The first four chapters of our survey of heroic mythology will be devoted to theInachid family, which ruled in Argos, Thebes and Crete and produced the greatest of all Greek heroes, Herakles. Since it was supposed that most of the main heroes and heroines of legend would have belonged to the royal family of their native area, the mythical history of each city and land was in all essentials the history of its ruling family, as organized on a genealogical basis. Once a consistent account had been developed of the succession within each kingdom, all the mythical figures and legendary events associated with that area could be assigned to a specific point in time in relation to the reigns of the various kings; and since the heroes and heroines of each kingdom often interacted with those of others, through wars and marriages, for instance, or participation in joint adventures, it was necessary that the genealogies of the separate royal families should be synchronized with one another (even if this was not always perfectly achieved, see e.g. p. 337). On this basis, a remarkably coherent pseudo-history came to be developed for much of legendary Greece. The process was initiated in epic, most notably in the Catalogue of Women (a genealogical poem of the early sixth century BC traditionally ascribed to Hesiod, see pp. 10-12), and was brought to a high degree of development thereafter by early prose mythographers such as Pherecydes and Hellanicus (see pp. 9 and 15). According to the simplest pattern, a single ruling family would provide the ruling line in a single centre, as in the case of the royal families of Athens and Arcadia, which were both descended from indigenous earthborn ancestors.
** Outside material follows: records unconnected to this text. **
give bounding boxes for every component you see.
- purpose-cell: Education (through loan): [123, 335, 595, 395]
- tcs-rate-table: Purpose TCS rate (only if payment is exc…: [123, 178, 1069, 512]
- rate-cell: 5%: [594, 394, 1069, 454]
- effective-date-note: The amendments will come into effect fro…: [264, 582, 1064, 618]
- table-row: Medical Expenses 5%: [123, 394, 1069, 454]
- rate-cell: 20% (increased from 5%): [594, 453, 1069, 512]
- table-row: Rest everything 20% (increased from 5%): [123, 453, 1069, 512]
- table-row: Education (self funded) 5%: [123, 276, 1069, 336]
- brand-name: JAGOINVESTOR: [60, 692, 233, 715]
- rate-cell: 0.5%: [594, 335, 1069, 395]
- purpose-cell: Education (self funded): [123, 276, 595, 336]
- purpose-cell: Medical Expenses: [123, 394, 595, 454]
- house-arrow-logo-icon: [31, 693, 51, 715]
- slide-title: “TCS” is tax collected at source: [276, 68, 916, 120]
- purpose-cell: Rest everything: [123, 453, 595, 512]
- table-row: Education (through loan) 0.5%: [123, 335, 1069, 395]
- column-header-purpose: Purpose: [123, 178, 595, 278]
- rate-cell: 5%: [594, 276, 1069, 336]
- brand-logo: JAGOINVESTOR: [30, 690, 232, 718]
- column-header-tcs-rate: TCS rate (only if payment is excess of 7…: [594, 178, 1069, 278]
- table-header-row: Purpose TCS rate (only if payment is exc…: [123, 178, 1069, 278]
In general, however, the heroic genealogies tended to be more sophisticated and economical than this, since the mythographers liked to unite different ruling lines within a single family by tracing them back to common ancestors. The present family of the Inachids offers a striking example of this, as does that of the Atlantids, in which the family of Helen at Sparta is drawn into the same genealogical system as that of her abductor Paris at Troy.